RBTH: You became an undergraduate for the first time in your sixties. How did you feel about studying with young students?
M.H.: I need to explain first why I didn’t have any career before my fifties. My husband had a very serious illness, a cerebral abscess, and he became so disabled. I was just looking after him. And we had four children. After 28 years I could not do it any longer, I had break downs, depressions. I finally realized I would have to leave. Otherwise I would just go down with him. There was a life out there I hadn’t lived. It was time to go out and to live it.
I left him. I’ve been on my own for three years in a limbo of quilt and depression. Then I picked up a phone and rang the number my friend had long since given me, that of the School of Slavonic and East European Studies, London University. “Do you accept mature students?” I asked. “Of sixty-two?” They did.

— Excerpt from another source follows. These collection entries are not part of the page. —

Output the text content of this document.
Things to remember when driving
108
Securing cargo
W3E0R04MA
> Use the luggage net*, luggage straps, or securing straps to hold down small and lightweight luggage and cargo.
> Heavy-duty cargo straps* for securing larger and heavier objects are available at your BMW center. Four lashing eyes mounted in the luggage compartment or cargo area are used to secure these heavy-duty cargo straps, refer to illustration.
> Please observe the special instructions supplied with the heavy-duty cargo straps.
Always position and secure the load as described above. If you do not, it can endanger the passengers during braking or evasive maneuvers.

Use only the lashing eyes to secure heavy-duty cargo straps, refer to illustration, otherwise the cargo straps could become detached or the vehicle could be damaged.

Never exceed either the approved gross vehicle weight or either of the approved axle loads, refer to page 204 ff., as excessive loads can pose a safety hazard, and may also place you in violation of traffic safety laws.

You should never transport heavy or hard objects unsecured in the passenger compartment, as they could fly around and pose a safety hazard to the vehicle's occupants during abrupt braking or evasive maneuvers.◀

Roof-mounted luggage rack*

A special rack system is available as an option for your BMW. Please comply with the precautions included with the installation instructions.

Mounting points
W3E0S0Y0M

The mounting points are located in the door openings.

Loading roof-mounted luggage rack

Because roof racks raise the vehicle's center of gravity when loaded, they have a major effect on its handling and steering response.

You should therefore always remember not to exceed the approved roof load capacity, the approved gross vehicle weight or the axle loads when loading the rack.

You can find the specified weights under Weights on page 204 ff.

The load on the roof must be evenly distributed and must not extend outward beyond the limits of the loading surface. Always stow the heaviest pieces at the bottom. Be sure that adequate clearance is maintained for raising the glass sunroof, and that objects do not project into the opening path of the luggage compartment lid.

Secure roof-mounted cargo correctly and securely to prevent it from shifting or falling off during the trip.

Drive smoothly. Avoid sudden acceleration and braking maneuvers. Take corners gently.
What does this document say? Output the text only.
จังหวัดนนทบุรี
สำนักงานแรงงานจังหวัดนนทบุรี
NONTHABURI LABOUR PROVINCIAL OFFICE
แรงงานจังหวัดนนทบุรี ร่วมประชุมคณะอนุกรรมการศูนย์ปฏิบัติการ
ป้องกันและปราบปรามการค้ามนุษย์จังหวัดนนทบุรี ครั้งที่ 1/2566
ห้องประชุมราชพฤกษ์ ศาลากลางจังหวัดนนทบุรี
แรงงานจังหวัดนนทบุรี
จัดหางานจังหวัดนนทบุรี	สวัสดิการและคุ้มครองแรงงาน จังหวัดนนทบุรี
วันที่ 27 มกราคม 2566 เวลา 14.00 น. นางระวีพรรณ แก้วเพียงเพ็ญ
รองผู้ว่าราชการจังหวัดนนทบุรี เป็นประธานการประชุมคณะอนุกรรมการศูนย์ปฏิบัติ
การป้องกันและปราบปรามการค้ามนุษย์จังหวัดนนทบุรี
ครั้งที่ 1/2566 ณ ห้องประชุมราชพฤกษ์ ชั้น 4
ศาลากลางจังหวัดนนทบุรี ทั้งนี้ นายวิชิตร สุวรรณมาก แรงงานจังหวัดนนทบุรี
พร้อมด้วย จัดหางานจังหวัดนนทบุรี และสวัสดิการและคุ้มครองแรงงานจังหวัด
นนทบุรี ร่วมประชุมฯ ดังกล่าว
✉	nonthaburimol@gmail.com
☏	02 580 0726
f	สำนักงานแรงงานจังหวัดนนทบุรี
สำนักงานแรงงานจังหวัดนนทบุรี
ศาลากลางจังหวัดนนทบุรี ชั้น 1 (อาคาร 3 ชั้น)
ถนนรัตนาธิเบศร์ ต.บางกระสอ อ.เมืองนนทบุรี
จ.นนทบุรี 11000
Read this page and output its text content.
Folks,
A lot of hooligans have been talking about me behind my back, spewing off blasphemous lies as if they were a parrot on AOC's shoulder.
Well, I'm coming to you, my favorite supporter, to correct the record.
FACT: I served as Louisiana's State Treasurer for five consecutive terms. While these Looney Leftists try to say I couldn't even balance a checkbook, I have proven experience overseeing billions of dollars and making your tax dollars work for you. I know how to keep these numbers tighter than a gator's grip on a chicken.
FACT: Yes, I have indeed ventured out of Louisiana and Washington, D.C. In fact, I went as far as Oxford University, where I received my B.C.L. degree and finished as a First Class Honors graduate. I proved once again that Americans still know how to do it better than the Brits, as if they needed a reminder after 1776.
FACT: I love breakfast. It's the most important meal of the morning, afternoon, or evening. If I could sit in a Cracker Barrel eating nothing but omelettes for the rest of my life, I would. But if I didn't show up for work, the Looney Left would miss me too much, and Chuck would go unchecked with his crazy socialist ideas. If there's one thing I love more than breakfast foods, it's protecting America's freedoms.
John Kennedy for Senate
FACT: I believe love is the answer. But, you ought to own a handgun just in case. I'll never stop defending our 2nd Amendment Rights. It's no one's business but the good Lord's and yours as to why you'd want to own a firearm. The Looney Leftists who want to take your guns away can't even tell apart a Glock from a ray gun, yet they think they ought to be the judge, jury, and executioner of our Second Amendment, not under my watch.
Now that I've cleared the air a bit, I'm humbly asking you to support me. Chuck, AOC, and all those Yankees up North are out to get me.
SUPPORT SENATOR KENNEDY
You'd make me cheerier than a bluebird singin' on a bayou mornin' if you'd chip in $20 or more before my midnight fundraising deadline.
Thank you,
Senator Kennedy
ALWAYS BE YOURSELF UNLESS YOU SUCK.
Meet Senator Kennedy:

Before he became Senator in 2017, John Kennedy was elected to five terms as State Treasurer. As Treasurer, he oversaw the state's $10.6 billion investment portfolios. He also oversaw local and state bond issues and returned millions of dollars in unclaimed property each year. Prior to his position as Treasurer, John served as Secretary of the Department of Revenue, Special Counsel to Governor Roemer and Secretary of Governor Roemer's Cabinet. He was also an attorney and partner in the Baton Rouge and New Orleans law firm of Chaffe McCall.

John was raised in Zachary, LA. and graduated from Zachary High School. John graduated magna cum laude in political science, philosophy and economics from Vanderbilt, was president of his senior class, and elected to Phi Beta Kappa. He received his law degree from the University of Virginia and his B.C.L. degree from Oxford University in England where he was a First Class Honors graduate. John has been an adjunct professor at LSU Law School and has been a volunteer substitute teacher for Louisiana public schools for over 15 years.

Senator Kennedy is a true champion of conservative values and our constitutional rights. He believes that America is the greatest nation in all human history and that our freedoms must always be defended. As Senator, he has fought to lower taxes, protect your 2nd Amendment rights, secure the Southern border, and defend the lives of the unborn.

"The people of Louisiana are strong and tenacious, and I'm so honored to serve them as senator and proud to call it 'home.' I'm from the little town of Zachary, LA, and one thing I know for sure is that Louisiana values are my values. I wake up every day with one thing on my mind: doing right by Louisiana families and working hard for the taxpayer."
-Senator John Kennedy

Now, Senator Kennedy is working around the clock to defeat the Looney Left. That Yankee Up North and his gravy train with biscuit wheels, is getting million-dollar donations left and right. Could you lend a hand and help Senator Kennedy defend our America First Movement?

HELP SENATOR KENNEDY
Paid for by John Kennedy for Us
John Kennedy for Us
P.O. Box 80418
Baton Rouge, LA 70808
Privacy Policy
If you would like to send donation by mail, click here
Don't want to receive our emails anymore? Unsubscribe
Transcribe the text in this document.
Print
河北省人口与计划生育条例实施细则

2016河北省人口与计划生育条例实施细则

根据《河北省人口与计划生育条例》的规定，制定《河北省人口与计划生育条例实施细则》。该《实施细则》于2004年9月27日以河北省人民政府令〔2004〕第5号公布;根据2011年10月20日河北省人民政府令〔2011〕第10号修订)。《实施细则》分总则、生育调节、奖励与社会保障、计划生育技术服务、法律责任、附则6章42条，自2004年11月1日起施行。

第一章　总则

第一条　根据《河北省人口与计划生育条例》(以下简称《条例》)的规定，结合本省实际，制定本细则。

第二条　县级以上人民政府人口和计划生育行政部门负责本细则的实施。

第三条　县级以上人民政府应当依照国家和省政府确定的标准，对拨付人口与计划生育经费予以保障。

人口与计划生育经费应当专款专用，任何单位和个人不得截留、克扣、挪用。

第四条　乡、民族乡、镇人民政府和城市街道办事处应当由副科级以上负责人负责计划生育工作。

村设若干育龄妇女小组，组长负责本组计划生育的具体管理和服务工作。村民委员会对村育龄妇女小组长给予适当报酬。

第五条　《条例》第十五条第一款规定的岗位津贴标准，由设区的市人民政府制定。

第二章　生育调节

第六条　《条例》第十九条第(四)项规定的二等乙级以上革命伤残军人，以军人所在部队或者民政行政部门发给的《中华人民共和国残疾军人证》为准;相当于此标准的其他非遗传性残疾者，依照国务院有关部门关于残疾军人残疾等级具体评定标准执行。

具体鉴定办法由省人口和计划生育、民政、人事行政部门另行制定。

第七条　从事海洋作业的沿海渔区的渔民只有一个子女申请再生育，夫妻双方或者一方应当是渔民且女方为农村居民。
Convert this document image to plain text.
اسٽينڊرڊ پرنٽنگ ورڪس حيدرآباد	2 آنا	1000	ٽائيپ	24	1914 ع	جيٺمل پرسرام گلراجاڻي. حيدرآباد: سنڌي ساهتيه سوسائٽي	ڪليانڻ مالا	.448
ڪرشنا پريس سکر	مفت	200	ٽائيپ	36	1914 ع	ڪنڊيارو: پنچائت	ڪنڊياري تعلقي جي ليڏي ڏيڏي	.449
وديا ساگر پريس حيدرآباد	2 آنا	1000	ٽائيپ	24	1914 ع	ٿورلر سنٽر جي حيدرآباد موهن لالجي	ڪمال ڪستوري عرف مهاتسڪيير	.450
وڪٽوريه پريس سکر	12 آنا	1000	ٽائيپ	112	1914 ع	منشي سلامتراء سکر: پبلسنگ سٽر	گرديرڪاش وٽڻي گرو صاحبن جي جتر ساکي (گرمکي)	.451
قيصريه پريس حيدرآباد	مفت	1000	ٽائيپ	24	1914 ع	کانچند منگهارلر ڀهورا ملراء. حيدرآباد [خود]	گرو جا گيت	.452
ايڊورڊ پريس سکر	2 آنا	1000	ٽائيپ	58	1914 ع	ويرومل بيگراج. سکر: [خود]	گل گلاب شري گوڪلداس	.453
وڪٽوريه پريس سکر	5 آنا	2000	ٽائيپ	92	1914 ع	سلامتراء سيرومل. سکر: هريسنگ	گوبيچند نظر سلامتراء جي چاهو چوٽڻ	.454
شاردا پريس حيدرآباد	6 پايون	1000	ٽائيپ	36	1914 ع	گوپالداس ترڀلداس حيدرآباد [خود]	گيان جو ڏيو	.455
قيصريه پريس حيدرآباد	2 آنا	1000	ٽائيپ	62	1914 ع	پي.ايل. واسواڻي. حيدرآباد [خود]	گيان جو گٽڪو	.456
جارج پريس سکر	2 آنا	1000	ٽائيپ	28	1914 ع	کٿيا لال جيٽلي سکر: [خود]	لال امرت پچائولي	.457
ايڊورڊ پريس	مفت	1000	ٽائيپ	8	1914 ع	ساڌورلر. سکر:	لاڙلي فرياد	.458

When the first day of term arrived, I was absolutely terrified. I went twice around Russel square before daring to go in. The only thing that persuaded me to do it was that I got offered the place and if I didn’t do it, the children would be so ashamed of me. My group mates looked a little bit surprised at first but then we were very quickly writing the same essays, reading the same stuff, having to do the same translations.
RBTH: You spent 10 months in Moscow as part of your course. How did you feel in Russia?
M.H.: I hardly dared open my mouth, because I thought I got it wrong. It lasted about a week like this, hardly daring to speak. Then I thought – I’m here only for 10 months. I shall die if I don’t communicate. I just have to risk it. Then I started bumbling stuff. I said things I didn’t at all mean. I just said anything. The most dangerous thing was to make jokes. People looked at me as I was mad.
I hate to say it, but in 1991 the Russian ruble absolutely collapsed and for the first and last time in my life I was a wealthy woman. I bought over 200 books in Russian, 10 “Complete Collected Works” of my favorite 19th-century authors. Then it was a problem how to get them home. Seventy-five of them were brought to London by a visiting group of schoolchildren. They took three books each.
RBTH: You’re celebrating your 90th birthday in July. What’s the secret of your longevity?
M.H.: If I had not gone to university, if I had given up and stopped learning Russian, I don’t think I’d have lived this long. It keeps your mind active, it keeps you physically active. It affects everything. Learning Russian has given me a whole new life. A whole circle of friends, a whole new way of living. For me it was the most enormous opening out to a new life.